Les problèmes ont commencé en novembre 2001 lorsque les forces gouvernementales de la RCA ont tenté d'arrêter l'ex-commandant de l'armée de la RCA, le général François Bozizé, au nom d'une commission judiciaire enquêtant sur la tentative de putsch du 28 mai 2001. M. Bozizé avait refusé d'obtempérer avec le mandat d'arrêt, arguant qu'il n'avait pas reçu des garanties suffisantes quant à sa sécurité.
M. Bozizé avait été relevé de ses fonctions de chef d'état major le 26 octobre 2001, après avoir été accusé de participation au complot.

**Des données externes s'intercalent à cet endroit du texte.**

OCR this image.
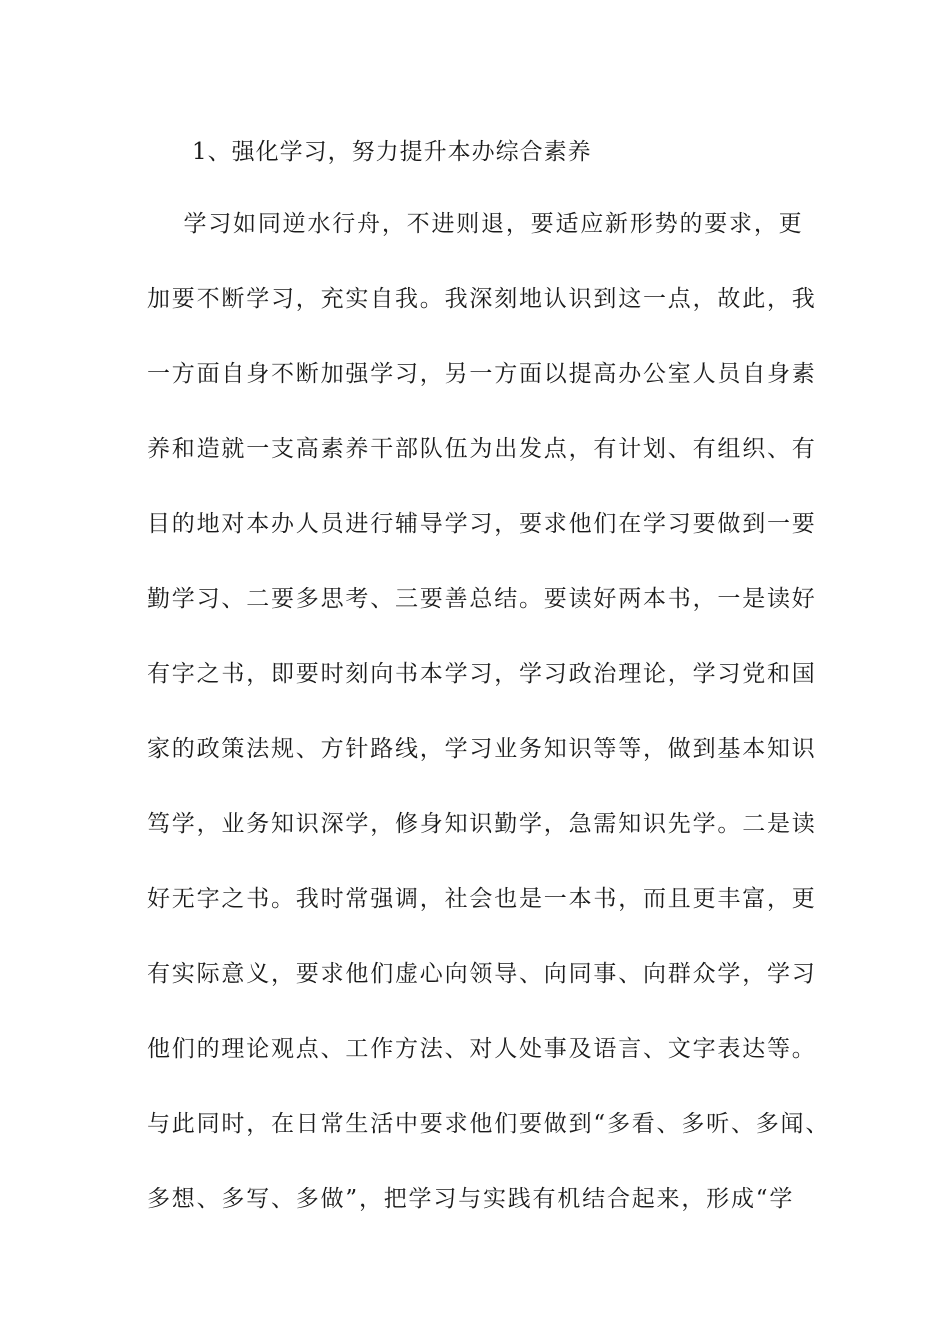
1、强化学习，努力提升本办综合素养
学习如同逆水行舟，不进则退，要适应新形势的要求，更
加要不断学习，充实自我。我深刻地认识到这一点，故此，我
一方面自身不断加强学习，另一方面以提高办公室人员自身素
养和造就一支高素养干部队伍为出发点，有计划、有组织、有
目的地对本办人员进行辅导学习，要求他们在学习要做到一要
勤学习、二要多思考、三要善总结。要读好两本书，一是读好
有字之书，即要时刻向书本学习，学习政治理论，学习党和国
家的政策法规、方针路线，学习业务知识等等，做到基本知识
笃学，业务知识深学，修身知识勤学，急需知识先学。二是读
好无字之书。我时常强调，社会也是一本书，而且更丰富，更
有实际意义，要求他们虚心向领导、向同事、向群众学，学习
他们的理论观点、工作方法、对人处事及语言、文字表达等。
与此同时，在日常生活中要求他们要做到“多看、多听、多闻、
多想、多写、多做”，把学习与实践有机结合起来，形成“学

Il a nié sa participation à l'époque, en indiquant qu'il avait appuyé M. Patasse durant plusieurs mutineries de l'armée en 1996 et 1997. Des soldats alliés à M. Bozizé sont allés à sa rescousse et, cinq jours de combats intermittents dans la région au nord de la capitale, Bangui, ont suivi avant que M. Bozizé et ses forces soient délogés et prennent la fuite en direction du nord, vers la localité de Sarh, dans le sud tchadien.
Les autorités de la RCA ont alors accusé le Tchad de soutenir M. Bozizé et ses partisans, qui ont eu plusieurs confrontations avec les forces armées de la RCA le long de la frontière entre les deux pays. Le Tchad a ultérieurement accordé l'asile à M. Bozizé par « souci humanitaire », avait indiqué à IRIN en janvier un officiel proche du ministère tchadien de l'Information.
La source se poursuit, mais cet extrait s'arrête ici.